The Impact of Mendez v. Westminster on Brown v. Board of Education
Earl Warren and Thurgood Marshall played significant roles in the desegregation of California schools. Warren had signed the legislation ending school segregation in California. Marshall had submitted an amicus brief on behalf of the NAACP (the National Association for the Advancement of Colored People) in favor of the Mendez family and the other plaintiffs in the case. Now Marshall was arguing the case of the Brown family and other families before the Supreme Court, a court led by the same Earl Warren who had recently been appointed chief justice by President Dwight Eisenhower.
In 1951, Oliver Brown, the father of a 9-year-old elementary school student named Linda Brown, filed suit against the Board of Education of Topeka, Kansas, because his daughter was barred from a school because of her race. That case was argued before the Supreme Court in 1953 and 1954.
For that case, Thurgood Marshall assembled a team of outstanding attorneys, one of whom was Robert L. Carter.
“What I did was to get the documentation and try to write (the amicus brief submitted by the NAACP in support of the plaintiffs in the Mendez case) and the brief being, segregation per se was unconstitutional,” Robert L. Carter would say later. “And to utilize that, as a matter of fact, as the model for the brief eventually in Brown v. Board of Education, which I wrote.

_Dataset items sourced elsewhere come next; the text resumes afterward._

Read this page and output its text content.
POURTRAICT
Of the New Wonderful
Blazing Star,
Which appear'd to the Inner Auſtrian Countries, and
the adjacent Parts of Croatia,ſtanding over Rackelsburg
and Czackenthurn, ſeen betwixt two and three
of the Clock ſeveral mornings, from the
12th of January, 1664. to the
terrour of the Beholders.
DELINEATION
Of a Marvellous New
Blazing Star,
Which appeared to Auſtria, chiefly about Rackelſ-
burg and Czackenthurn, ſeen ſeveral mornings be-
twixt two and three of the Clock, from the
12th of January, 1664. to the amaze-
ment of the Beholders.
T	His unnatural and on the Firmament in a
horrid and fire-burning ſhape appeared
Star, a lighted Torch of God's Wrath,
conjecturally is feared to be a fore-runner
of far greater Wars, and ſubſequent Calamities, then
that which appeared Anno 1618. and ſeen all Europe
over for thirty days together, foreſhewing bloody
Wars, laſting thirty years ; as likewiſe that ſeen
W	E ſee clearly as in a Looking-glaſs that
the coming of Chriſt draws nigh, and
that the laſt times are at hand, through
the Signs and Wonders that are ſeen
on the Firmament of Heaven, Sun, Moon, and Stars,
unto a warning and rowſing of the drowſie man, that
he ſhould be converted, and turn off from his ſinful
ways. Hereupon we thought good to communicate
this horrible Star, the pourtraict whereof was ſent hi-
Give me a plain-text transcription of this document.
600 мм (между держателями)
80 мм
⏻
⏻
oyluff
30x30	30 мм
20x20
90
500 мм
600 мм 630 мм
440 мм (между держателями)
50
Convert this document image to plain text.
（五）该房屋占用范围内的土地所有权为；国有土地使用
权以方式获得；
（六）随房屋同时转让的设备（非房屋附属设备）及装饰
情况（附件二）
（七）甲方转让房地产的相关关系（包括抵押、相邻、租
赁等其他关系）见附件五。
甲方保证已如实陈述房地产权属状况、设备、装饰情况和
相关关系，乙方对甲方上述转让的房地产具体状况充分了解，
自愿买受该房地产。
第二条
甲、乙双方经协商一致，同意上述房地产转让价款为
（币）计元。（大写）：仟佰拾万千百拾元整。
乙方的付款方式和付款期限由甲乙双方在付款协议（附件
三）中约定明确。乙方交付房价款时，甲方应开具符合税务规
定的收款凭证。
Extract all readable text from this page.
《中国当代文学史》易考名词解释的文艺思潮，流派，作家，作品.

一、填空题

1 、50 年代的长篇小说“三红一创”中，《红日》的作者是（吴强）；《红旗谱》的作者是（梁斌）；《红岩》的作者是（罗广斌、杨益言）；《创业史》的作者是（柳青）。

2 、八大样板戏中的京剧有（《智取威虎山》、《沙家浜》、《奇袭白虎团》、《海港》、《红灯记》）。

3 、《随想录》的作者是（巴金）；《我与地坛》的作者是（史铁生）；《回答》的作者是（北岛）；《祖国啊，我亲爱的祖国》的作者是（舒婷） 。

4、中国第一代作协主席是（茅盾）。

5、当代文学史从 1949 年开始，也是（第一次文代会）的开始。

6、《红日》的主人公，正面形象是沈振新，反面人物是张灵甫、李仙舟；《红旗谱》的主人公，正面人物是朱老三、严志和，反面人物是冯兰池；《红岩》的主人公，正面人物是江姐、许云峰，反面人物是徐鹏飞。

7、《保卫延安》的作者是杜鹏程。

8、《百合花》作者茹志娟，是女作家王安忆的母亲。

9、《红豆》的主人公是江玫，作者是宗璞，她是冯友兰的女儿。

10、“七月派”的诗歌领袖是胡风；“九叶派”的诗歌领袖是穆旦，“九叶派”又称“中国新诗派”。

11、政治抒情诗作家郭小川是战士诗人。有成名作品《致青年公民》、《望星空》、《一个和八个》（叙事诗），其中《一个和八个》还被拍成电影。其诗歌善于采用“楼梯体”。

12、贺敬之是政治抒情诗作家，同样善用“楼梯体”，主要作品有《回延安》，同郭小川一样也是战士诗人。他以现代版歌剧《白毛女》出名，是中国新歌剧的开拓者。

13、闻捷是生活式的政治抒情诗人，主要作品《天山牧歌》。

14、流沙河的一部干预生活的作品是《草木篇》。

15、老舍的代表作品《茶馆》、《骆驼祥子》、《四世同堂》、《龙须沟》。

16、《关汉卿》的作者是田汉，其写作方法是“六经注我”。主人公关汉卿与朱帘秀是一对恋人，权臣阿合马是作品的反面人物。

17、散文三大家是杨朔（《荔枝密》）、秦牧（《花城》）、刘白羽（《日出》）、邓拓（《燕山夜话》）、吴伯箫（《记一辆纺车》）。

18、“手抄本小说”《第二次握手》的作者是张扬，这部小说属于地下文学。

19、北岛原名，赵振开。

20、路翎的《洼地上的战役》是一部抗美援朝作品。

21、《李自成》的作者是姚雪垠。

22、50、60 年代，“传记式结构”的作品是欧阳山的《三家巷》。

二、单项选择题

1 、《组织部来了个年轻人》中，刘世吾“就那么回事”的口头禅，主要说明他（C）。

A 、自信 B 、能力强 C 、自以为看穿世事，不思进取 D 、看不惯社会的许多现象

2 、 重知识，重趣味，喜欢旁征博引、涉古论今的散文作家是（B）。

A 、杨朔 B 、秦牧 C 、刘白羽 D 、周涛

So that’s the link between Westminster and Brown.”
On May 17, 1954, Warren wrote the unanimous decision striking down school segregation as unconstitutional. The landmark decision overturned generations of discriminatory precedent and practice. Ordinary people stood together and changed history. They stood together for the American principles: “We hold these truths to be self-evident, that all men are created equal.” We can do the same today.